Kur'an-ı Kerim ve Türkçe Meali Sayfa 89
66. Eğer onlara: «Kendinizi öldürün veya yurdunuzdan çıkın !» diye bir şey farz kılmış olsaydık, içlerinden pek azı dışında bunu yapmazlardı. Eğer kendilerine yapılan öğüdü yerine getirselerdi, herhalde haklarında hayırlı, (imânlarının) sebat etmesi bakımından daha sağlam ve sıhhatli olurdu.
67. (67-68) Ve o zaman biz de kendi katımızdan onlara büyük bir mükâfat verir ve kendilerini elbette doğru bir yola eriştirirdik.
68. (67-68) Ve o zaman biz de kendi katımızdan onlara büyük bir mükâfat verir ve kendilerini elbette doğru bir yola eriştirirdik.

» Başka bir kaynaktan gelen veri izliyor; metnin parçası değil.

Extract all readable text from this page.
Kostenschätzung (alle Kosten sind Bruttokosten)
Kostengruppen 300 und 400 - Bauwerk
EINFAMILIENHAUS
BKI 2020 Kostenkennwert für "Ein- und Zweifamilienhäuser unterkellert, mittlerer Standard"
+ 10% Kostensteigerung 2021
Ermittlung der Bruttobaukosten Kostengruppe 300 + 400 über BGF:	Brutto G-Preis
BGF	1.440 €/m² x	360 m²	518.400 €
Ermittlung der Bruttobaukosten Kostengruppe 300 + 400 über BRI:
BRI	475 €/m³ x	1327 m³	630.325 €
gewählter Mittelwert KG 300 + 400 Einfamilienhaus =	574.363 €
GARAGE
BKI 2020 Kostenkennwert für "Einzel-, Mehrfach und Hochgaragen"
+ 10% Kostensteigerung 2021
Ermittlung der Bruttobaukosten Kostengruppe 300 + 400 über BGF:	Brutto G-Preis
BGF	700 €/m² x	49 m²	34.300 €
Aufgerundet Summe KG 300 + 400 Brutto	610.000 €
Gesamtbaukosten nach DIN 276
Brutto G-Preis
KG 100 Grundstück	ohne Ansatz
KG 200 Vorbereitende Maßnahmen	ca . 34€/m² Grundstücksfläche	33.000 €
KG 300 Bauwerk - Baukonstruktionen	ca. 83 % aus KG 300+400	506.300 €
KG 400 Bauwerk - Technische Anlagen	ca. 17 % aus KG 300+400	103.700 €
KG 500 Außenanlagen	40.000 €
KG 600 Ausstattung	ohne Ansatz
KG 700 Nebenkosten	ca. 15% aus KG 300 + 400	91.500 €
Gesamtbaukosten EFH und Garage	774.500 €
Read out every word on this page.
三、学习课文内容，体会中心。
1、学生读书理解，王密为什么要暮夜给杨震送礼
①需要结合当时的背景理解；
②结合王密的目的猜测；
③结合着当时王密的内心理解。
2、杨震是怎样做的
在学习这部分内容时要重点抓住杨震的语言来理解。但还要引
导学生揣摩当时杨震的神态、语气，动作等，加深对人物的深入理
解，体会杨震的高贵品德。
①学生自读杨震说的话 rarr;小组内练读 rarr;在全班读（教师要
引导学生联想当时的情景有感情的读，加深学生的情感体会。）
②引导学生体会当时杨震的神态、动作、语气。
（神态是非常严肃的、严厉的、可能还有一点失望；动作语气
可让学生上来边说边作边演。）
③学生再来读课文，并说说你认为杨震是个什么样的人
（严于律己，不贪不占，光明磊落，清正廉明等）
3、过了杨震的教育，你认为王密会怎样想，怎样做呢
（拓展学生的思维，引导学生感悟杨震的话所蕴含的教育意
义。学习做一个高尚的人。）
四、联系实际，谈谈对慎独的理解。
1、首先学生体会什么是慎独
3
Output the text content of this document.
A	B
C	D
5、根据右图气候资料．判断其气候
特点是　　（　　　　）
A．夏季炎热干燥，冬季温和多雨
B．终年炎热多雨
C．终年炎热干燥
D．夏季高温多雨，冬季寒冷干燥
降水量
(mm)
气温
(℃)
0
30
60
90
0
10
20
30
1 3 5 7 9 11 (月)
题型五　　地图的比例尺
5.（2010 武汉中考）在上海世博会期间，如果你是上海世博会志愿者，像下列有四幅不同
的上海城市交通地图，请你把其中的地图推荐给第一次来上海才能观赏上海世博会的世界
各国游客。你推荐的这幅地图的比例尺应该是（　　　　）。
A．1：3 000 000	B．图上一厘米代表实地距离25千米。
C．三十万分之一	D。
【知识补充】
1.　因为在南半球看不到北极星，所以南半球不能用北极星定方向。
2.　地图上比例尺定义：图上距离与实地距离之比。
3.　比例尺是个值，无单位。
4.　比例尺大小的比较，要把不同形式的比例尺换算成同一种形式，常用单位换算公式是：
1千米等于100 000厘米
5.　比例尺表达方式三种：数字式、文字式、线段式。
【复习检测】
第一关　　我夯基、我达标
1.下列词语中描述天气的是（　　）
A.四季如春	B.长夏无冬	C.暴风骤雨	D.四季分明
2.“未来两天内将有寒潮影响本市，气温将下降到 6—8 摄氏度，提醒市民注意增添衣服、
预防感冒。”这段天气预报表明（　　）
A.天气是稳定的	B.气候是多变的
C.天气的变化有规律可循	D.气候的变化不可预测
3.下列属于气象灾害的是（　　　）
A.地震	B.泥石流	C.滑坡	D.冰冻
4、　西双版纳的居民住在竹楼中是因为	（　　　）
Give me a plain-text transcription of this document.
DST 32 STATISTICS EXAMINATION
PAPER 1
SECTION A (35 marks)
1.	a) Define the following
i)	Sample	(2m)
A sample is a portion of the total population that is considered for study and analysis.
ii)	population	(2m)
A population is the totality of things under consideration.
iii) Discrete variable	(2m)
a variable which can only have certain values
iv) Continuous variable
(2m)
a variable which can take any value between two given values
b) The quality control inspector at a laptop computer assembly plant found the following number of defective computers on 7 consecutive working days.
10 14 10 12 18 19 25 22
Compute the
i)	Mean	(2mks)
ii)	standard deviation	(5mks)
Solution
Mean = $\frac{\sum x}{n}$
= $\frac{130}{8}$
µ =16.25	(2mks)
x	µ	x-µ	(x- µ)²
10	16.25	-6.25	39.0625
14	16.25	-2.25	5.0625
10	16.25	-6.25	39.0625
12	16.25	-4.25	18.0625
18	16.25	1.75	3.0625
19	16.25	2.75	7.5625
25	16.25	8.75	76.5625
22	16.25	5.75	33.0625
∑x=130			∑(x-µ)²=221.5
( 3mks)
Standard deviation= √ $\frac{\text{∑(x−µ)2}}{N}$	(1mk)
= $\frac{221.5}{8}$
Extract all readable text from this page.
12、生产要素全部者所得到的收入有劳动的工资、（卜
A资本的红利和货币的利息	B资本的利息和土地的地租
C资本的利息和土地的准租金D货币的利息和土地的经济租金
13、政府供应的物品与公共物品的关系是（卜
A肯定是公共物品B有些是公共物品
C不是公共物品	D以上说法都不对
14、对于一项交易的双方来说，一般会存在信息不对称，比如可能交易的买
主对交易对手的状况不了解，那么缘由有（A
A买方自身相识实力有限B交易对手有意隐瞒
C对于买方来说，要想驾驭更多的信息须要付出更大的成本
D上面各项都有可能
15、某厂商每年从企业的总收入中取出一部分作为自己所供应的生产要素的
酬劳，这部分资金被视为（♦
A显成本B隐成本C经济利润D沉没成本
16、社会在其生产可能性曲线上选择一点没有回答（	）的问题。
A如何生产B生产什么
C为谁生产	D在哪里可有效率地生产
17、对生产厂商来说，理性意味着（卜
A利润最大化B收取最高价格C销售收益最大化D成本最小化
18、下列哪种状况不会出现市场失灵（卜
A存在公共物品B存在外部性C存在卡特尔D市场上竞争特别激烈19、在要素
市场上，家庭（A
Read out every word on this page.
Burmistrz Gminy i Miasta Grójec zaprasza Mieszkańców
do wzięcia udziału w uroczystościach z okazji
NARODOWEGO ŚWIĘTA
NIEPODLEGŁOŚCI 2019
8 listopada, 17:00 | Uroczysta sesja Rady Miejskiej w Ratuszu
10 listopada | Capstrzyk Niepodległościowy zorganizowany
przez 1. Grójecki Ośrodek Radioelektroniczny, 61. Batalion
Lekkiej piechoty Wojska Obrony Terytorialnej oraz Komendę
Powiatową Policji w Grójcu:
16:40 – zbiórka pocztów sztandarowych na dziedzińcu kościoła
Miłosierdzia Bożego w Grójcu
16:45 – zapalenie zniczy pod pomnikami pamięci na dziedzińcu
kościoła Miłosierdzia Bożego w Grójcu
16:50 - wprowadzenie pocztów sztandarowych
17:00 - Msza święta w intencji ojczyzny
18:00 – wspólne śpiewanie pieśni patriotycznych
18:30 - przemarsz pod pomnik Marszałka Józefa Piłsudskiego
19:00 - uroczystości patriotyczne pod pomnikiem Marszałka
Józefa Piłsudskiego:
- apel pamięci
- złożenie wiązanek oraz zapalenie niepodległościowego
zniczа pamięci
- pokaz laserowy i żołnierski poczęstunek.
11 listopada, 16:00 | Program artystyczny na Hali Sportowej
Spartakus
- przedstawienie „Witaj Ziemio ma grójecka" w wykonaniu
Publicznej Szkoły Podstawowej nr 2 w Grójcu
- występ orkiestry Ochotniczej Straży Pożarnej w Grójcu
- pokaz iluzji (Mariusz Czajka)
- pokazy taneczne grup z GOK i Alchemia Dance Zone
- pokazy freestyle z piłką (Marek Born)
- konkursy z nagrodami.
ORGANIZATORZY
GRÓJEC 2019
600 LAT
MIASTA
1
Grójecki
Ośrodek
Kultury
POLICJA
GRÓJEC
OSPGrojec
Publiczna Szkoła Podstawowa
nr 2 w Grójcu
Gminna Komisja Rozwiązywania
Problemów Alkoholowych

69. Öyle ya, kim Allah'a ve Peygamber'e itaat ederse, işte onlar Allah'ın kendilerine nîmet sunduğu Peygamberler, Sıddîkler, Şehîdler ve Sâlihlerle beraberdirler. Bunlar ise ne güzel arkadaşlardır.
70. İşte bu bol nîmet, çok ihsan Allah'tandır. Allah'ın (her şeyi gereği gibi) bilmesi yeter.
71. Ey imân edenler! (düşmana karşı) hazırlanıp tetik üzere olun da (gerektiğinde) bölük bölük çıkın veya toptan seferber olun.
72. içinizden öylesi var ki, ağır davranır; size bir musîbet dokunursa, «Herhalde Allah bana lütfetti, çünkü onlarla beraber hazır bulunmadım» der.
73. Ve Allah'tan size bol nîmet, çok ihsan erişirse, —aranızda hiçbir dostluk ve sevgi yokmuş gibi davranarak— «Keşke onlarla beraber bulunsaydım da, ben de büyük bir başarı elde etseydim» diye (hayıflanır).
74. Gerçek bu olunca, artık dünya hayatını Âhiret (sevabı ve mutluluğu) karşılığında satanlar, Allah yolunda savaşsınlar. Kim Allah yolunda savaşır da öldürülür veya üstün gelir (gazi olur)sa, ona büyük bir ecir (mükâfat) vereceğiz.